CXP-over-Fiber
Zukunftssichere Bildverarbeitung mit Glasfaser
CoaXPress-over-Fiber (CoF) ist eine Highspeed-Lösung für die industrielle Bildverarbeitung, die die bewährte CXP-Schnittstelle mit den Vorteilen der Glasfaserübertragung verbindet. Im Vergleich zu klassischen Kupferlösungen ermöglicht CXP-over-Fiber größere Distanzen, höhere Bandbreiten und eine zuverlässige, störungsfreie Signalübertragung.
Das Wichtigste zu CXP-over-Fiber
CoaXPress (CXP) hat sich als leistungsfähige Schnittstelle für Machine Vision Kameras etabliert. CXP-over-Fiber ist die Weiterentwicklung, bei der optische Fasern statt Koaxialkabel zum Einsatz kommen. Gegenüber CXP bietet CXP-over-Fiber technische Vorteile:
Sehr hohe Bandbreite von aktuell bis 100 Gbps pro Kamera
Große Reichweite von bis 40 km im Singlefaser-Mode; in Machine Vision meist mit Multifaser-Mode bis 100 m ohne Bandbreitenverlust realisierbar
Immun gegen elektromagnetische Störungen (EMI) und Funkstörungen (RFI) in Produktionshallen mit großen Elektromotoren, Schweißanlagen, Frequenzumrichtern und bei kabellosen Kommunikationstechnologien
Flexibel erweiterbar und skalierbar
Geringer Platzbedarf durch dünne Kabel, geringes Gewicht
Welche Vorteile bietet CXP-over-Fiber für Vision Systeme?
Durch die Nutzung optischer Fasern ermöglicht die Schnittstelle extrem hohe Datenraten bis 100 Gbps pro Kamera über deutlich größere Distanzen als herkömmliche Koaxialverbindungen.

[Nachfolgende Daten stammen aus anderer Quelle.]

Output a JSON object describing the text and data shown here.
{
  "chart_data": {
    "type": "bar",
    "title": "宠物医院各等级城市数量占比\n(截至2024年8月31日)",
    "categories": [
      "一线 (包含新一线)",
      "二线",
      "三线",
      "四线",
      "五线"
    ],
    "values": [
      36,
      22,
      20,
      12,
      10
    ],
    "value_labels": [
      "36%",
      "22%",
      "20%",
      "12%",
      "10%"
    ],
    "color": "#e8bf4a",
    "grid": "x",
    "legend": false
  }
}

Sie ist unempfindlich gegenüber elektromagnetischen und Funkstörungen, was die Übertragung besonders zuverlässig macht – selbst in anspruchsvollen Industrieumgebungen. Zudem lässt sich die Bandbreite flexibel skalieren, sodass auch datenintensive Anwendungen wie Hochgeschwindigkeits- oder Multikamera-Systeme effizient unterstützt werden können.

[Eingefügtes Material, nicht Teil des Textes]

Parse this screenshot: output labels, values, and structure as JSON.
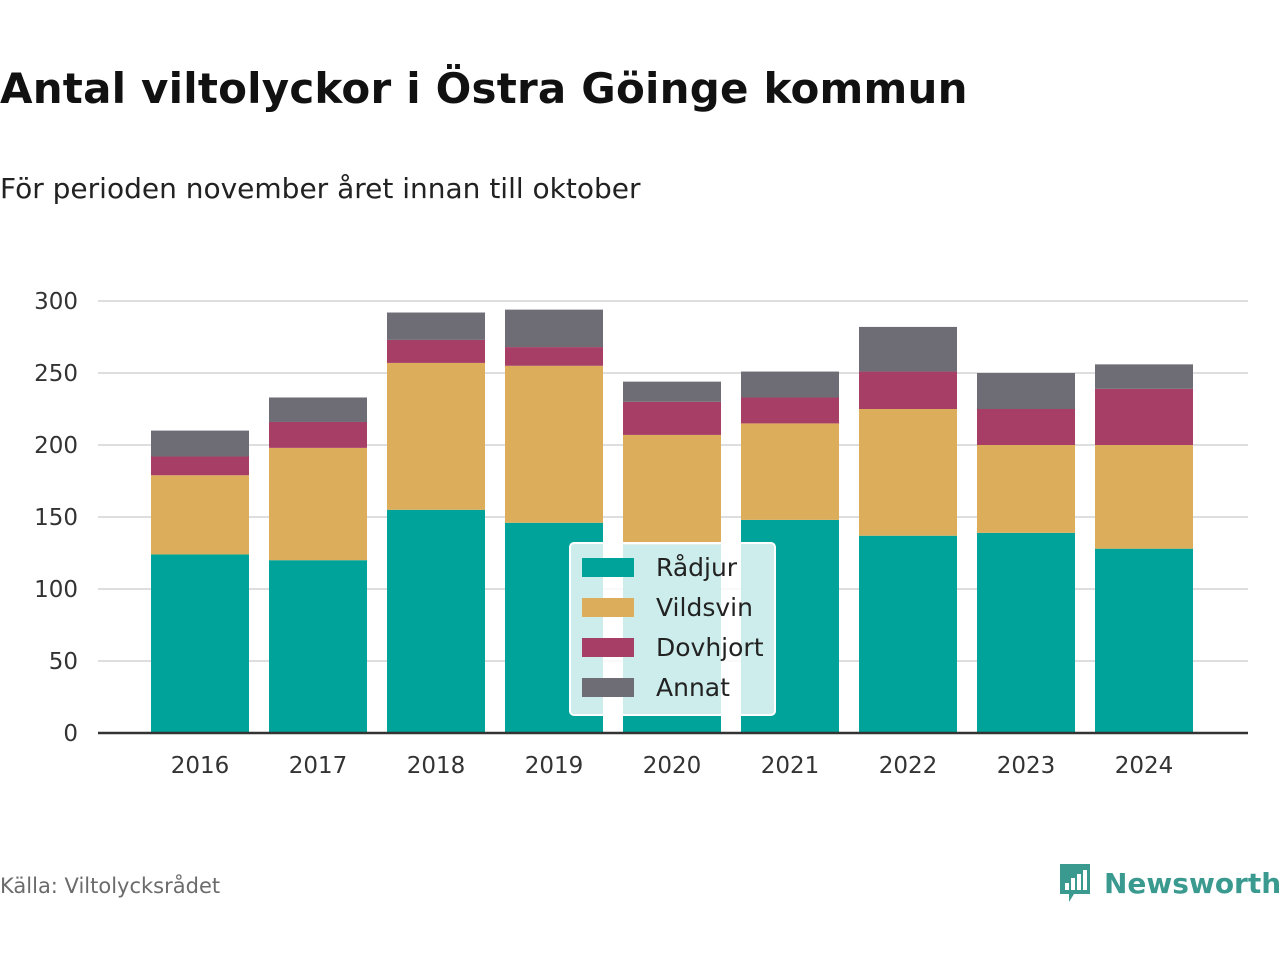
{
  "header": {
    "title": "Antal viltolyckor i Östra Göinge kommun",
    "subtitle": "För perioden november året innan till oktober"
  },
  "footer": {
    "source": "Källa: Viltolycksrådet",
    "brand": "Newsworthy",
    "brand_icon": "bar-chart-speech-bubble-icon"
  },
  "chart_data": {
    "type": "bar",
    "stacked": true,
    "categories": [
      "2016",
      "2017",
      "2018",
      "2019",
      "2020",
      "2021",
      "2022",
      "2023",
      "2024"
    ],
    "series": [
      {
        "name": "Rådjur",
        "color": "#00a39a",
        "values": [
          124,
          120,
          155,
          146,
          131,
          148,
          137,
          139,
          128
        ]
      },
      {
        "name": "Vildsvin",
        "color": "#dcad5a",
        "values": [
          55,
          78,
          102,
          109,
          76,
          67,
          88,
          61,
          72
        ]
      },
      {
        "name": "Dovhjort",
        "color": "#a63e66",
        "values": [
          13,
          18,
          16,
          13,
          23,
          18,
          26,
          25,
          39
        ]
      },
      {
        "name": "Annat",
        "color": "#6e6d75",
        "values": [
          18,
          17,
          19,
          26,
          14,
          18,
          31,
          25,
          17
        ]
      }
    ],
    "ylim": [
      0,
      300
    ],
    "yticks": [
      0,
      50,
      100,
      150,
      200,
      250,
      300
    ],
    "grid": true,
    "legend_position": "center-bottom overlay"
  }
}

Aufbau und Integration von CXP-over-Fiber
CoF basiert auf dem etablierten CoaXPress-Protokoll und lässt sich nahtlos in bestehende Vision Systeme integrieren. Die Umstellung von Kupfer- auf Glasfaserverbindungen, also von CameraLink oder CoaXPress auf CXP-over-Fiber, erfordert neue, zukunftsfähige CoF-Komponenten und optische Verbindungstechnologien. Die Software-Anpassungen an das neue System sind gering.

CXP-over-Fiber bei Basler
Moderne Machine Vision Kameras wie die Basler racer 2 XL Zeilenkamera sowie der programmierbare CXP-over-Fiber-Framegrabber unterstützen die Glasfaseranbindung ohne aufwändige Anpassungen der Systemarchitektur. Die Basler Framegrabber SDK und pylon Software, die pylon vTools und AI vTools, sowie VisualApplets ermöglichen eine intuitive Integration, zuverlässige Steuerung und schnelle Inbetriebnahme. Ein Beispiel für eine CoF-Komplettlösung ist das TDI-Vision System mit TDI-Zeilenkamera und passender Hardware und Software.
Zum TDI-Vision System von BaslerDie Übertragungsmedien im Vergleich: Glasfaser vs. Kupfer
Die technischen und praktischen Unterschiede zwischen Glasfaser- und Kupferkabeln im Kontext von CoaXPress-Schnittstellen liefern eine fundierte Entscheidungsgrundlage für den optimalen Einsatz in Ihrer Anwendung.
Kriterium | CXP-over-Fiber (Glasfaser) | CXP (Kupfer) |
|---|---|---|
Maximale Bandbreite | ab 10 Gbps pro Kanal | bis 12,5 Gbps pro Kanal |
Maximale Kabellänge | Bis zu mehreren km bei Singlefaser-Mode, in MV ca. 100 m im Multifaser-Mode | Bis ca. 40 m |
Anzahl der Kanäle pro Verbindung | Mehrere Kanäle über eine Faser möglich* | Begrenzte Anzahl, meist 1:1 |
Erweiterbarkeit | Einfaches Hinzufügen weiterer Kanäle/Fasern | Begrenzte Erweiterbarkeit |
Zukunftsfähigkeit | Sehr hoch (für neue Kameragenerationen geeignet) | Eingeschränkt durch physikalische Grenzen |
Platzbedarf | Gering (dünne Kabel) | Höher (dickere Kabel) |
* Hinweis:
In einem Transceiver-Modul werden aktuell bis zu 4 Leitungen verbaut. 100G ist als 4x25G, 50G als 2x25G und 25G als 1x25G aufgebaut. Langsamere Kameras verwenden z.B. nur eine der vier Leitungen. Das mögliche Spektrum reicht also von "ein Kanal über eine Faser" bis zu "vier Kanäle über eine Faser". Ein sogenanntes 1:4 Break-Out Kabel könnte 4 "langsame" Kameras, die über eine Leitung angebunden sind, wieder auf ein Transceiver-Modul mit 4 Leitungen im Framegrabber zusammenführen.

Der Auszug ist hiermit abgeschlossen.